During lecture or a studio session, I use interactive polling questions in a Think-Pair-Share format. Students vote on challenging conceptual questions that often target known misconceptions. After voting independently, they discuss the questions with their peers, strengthening their own understanding as they explain it to others. Students get non-threatening feedback during every session and it allows me to continuously monitor their progress.
I aim to give students as much practice “doing physics” as possible, and provide fast, useful feedback. Technology makes this possible even in large classes. Students need repeated exposure to ideas in multiple contexts especially when it comes to common misconceptions identified by educational research. They need to be the ones engaged in the process of constructing and applying scientific models to predict and explain phenomena. Thus assessment should extend beyond textbook problems and traditional test questions. At UoA, I have introduced open-ended lab activities written up in an argument-based extended abstract format. Providing rubrics, samples of student work and peer assessment activities will guide students to improve their scientific writing.

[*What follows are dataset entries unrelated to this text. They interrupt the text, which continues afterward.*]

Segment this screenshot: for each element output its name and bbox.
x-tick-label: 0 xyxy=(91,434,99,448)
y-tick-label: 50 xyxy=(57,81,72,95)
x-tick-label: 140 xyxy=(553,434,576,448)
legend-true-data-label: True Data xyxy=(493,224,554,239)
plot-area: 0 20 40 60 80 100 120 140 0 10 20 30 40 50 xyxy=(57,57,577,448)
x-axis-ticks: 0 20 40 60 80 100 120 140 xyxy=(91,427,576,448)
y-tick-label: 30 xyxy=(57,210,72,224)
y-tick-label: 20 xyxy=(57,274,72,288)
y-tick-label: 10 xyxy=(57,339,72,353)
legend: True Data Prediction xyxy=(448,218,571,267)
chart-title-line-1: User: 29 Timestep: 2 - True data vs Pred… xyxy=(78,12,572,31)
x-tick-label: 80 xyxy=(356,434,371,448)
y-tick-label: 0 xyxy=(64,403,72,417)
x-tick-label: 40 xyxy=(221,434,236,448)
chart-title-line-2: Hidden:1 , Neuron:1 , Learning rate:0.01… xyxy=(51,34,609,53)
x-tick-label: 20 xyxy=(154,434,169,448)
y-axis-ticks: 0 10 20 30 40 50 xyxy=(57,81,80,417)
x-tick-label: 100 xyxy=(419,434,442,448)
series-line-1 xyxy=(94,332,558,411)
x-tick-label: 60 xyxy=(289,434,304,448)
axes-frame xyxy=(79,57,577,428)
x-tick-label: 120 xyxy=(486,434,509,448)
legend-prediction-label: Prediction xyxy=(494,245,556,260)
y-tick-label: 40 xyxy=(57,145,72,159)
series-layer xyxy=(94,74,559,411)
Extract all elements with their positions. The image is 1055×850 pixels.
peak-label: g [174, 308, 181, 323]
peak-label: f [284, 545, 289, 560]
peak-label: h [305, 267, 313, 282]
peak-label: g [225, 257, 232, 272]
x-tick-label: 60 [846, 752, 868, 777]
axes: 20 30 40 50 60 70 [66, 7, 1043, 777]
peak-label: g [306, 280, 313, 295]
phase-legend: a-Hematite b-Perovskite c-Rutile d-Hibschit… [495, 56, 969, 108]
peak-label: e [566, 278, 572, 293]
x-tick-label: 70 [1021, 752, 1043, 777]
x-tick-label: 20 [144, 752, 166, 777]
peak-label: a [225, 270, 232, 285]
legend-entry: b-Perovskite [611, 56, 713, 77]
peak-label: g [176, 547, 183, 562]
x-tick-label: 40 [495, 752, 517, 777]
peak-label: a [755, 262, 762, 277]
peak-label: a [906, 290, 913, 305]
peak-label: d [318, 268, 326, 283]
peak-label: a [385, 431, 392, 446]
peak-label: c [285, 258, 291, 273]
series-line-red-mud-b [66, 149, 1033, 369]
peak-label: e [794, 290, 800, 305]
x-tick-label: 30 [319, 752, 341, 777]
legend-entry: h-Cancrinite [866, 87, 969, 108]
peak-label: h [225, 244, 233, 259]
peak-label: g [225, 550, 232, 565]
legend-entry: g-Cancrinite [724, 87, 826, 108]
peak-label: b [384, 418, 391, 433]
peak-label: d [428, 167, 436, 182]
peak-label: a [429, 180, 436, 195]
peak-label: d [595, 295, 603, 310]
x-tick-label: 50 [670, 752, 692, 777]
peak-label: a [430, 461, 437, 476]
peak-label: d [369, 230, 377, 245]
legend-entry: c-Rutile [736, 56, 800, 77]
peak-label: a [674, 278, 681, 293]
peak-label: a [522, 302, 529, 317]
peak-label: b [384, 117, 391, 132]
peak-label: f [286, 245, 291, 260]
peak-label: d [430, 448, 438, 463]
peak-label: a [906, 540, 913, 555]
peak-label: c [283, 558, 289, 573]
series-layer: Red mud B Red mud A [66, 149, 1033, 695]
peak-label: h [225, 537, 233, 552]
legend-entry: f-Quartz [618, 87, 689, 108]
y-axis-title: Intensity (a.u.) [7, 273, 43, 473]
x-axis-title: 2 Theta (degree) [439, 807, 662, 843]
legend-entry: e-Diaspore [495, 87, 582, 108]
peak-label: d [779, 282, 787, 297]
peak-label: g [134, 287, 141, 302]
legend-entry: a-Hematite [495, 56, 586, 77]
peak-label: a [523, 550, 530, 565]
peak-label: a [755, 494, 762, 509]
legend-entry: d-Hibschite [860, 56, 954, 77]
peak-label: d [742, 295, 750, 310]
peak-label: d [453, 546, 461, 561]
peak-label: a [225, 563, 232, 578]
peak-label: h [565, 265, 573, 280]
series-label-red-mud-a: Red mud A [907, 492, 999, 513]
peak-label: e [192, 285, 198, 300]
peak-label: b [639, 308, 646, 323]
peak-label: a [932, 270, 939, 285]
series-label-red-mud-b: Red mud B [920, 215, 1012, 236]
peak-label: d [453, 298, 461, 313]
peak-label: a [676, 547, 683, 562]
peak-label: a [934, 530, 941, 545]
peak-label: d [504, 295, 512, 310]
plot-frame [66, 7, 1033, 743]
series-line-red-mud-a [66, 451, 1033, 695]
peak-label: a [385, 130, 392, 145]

Teaching should be a student-centered collaborative effort where learning extends beyond recall as students develop the ability to ask questions, think critically and work productively in teams. These higher-order thinking skills will benefit all students in their future pursuits. As a female in physics, I have always empathized with members of underrepresented groups. These educational best practices have been shown to improve everyone’s learning, while providing additional benefits to these populations. I also hope my innovative approaches will potentially create future educators, who can attract future generations to STEM and benefit society by ensuring citizens are scientifically literate.